I have a little rule that I don’t always keep. If a film is based on a book, I will try to read the book before I see the movie. I did this for several films that I have seen, and Divergent is a film that I saw a day or so after I finished the book.
The biggest issue that I have with Divergent is it seems part of a genre among young adult fiction that has grown immensely popular for some reason or another. That would be dystopian teen fiction, and I just couldn’t help comparing this work to The Hunger Games.
The two works are similar, as the action centers around a teenage girl protagonist who is about to become a major figure in a worldwide revolution. In the case of the main character Tris Prior, she isn’t about to face a Hunger Games, but something just like it.
The film begins with a voiceover explaining how the world in Divergent works. Apparently, this world is broken off into factions, and each of these factions are groups that behave in a certain way and play a role in their society.
For example, Amity are farmers who value friendship. Erudites value knowledge and do a lot of smart jobs. Candor is honest and are lawayers, maybe?
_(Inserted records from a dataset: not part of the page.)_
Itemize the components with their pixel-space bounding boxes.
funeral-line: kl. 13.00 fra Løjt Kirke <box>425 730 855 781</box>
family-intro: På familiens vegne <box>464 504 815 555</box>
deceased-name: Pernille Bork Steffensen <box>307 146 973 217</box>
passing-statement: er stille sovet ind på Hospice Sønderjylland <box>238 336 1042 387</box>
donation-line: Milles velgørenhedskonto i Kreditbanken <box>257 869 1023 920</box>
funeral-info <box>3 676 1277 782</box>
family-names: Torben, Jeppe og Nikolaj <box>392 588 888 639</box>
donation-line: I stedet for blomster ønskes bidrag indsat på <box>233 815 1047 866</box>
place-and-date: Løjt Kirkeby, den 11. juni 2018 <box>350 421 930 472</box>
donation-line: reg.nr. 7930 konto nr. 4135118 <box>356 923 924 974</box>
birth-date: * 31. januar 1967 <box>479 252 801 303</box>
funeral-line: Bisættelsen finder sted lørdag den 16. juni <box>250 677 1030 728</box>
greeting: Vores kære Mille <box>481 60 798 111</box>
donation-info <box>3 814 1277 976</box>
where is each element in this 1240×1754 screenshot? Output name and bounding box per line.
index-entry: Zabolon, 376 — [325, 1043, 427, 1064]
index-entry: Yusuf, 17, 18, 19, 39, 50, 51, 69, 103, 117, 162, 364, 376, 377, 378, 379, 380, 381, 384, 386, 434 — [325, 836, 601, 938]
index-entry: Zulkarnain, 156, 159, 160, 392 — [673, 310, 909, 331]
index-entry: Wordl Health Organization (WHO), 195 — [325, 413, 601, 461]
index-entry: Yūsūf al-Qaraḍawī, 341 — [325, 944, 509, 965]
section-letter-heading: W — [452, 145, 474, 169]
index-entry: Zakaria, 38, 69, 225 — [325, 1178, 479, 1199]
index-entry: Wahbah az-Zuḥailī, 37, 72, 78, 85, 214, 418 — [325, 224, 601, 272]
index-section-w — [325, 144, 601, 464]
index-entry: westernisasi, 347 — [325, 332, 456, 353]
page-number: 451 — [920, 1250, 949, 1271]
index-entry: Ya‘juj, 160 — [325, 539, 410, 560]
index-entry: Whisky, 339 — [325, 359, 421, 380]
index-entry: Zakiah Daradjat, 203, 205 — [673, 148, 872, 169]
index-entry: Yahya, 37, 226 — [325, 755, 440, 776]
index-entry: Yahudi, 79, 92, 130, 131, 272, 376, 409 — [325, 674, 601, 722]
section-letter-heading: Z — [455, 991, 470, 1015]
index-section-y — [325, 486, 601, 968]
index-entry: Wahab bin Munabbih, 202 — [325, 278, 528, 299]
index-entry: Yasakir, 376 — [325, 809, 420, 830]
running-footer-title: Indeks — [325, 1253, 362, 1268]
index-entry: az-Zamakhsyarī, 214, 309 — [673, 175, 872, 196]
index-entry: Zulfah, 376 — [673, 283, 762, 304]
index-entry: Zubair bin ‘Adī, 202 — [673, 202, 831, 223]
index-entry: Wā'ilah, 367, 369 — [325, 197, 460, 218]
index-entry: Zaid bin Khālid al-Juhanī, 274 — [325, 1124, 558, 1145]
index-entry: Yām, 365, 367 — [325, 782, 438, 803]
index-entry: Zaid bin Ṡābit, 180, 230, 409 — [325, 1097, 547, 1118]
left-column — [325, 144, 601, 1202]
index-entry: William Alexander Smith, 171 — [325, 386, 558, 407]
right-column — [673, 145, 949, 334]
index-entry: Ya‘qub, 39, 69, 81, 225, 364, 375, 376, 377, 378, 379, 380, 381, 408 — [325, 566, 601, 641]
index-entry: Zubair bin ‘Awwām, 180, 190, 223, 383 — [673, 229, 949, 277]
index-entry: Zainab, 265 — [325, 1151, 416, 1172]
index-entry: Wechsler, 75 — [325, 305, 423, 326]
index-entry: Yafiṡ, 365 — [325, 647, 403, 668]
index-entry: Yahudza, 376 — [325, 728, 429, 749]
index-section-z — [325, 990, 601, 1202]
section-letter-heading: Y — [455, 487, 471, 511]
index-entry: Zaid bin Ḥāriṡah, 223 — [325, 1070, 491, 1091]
Abnegation are selfless and do governmental things. Then there are the Dauntless, staunch militant people who defend the city.
Precisely what they defend the city from isn’t revealed, at least not in this book or film, and probably is more detailed in the sequels. Presumably, there was probably a great war of some kind, and this city of Chicago was the only one left, and the only way to survive was to deliberately cut society into these parts. There is a serious Brave New World vibe from this odd caste system, but at least in this work, humans pick which faction they want.
The book begins differently, with a lot of showing and not telling. Tris has grown up in an Abnegation house, and it is time for her to officially choose her faction. She has to take a test that will “help” her choose, but the final decision is still hers and hers alone.
Now, it is this test that I have a problem with. Since Divergent takes place in a future world, it is understandable that they have more advanced technology. This society has the ability to download dream-like scenarios into your brain, but most of the tech seems to be exactly what we have now, but with a post-apocalyptic twist. I don’t really see these two types of tech working together.
I have no idea how or why these factions developed, but you apparently have to be one of them. If not, you will be factionless, which is essentially being homeless. I’m guessing that the big metaphorical statement of this work is that teenagers feel like they have to conform to some clique, and this will affect them for the rest of their lives. There are the jocks, the nerds, etc.
From here, it seems that Tris experiences what happens in these dystopian teen books. That is, the main character works really hard and becomes the best. It happened to Katniss Everdeen, and it happens to Tris. There are spoilers ahead, so I’ll just go ahead and put a jump here.
The movie is pretty accurate to events in the book. The issue is that this film feels long, and yet it has cut out some things in the book that added to the action. There is a scene where Tris can’t hit a target in training, and someone says: “you think that the odds are you would have just hit that target, at least by accident”. In the book, Tris does hit the target, and the next line is the other character saying how much he is right. That last section was curtailed in the film, which makes me wonder why the first part is in there.
Then there is added parts in this film that don’t make a lot of sense, but I would have to spoil it to tell you. Let me just tell you that when the characters inject Kate Winslet to make her do what they tell her to do, that wasn’t in the book. Even in the context of the movie, that doesn’t even make sense.
But I’m getting ahead of myself,and I had better explain. So after the scenes where Tris trains and becomes the top of her class, she faces a Hunger Games of her own. The Dauntless have this chip in them that they are told will track them, but in the end controls their minds. The Erudite want to use this hypnotized army of Dauntless to destroy the Abnegation because…they believe that the Abnegation aren’t doing a good job of ruling and they want a chance. That sounds about right.
Tris and her boyfriend Four (that is his name) have to stop the leader of the Erudites, so they inject her with some mind-control serum to make her stop. However, it was pretty well-established that this mind-control was for and would only work on the Dauntless. So I’m calling foul on that changed ending from the book to the movie.
I wish I could stop comparing Divergent to The Hunger Games. The books were published three years apart, so it is possible that it is just coincidence. I’m having an issue with a popular teen book that is similar to a book that I have written, but there will be more on that later.
In short, I will have to say that I didn’t find Divergent to be the page-turner that The Hunger Games was, but I didn’t quit reading it. I could have just given up and watched the movie, but I didn’t.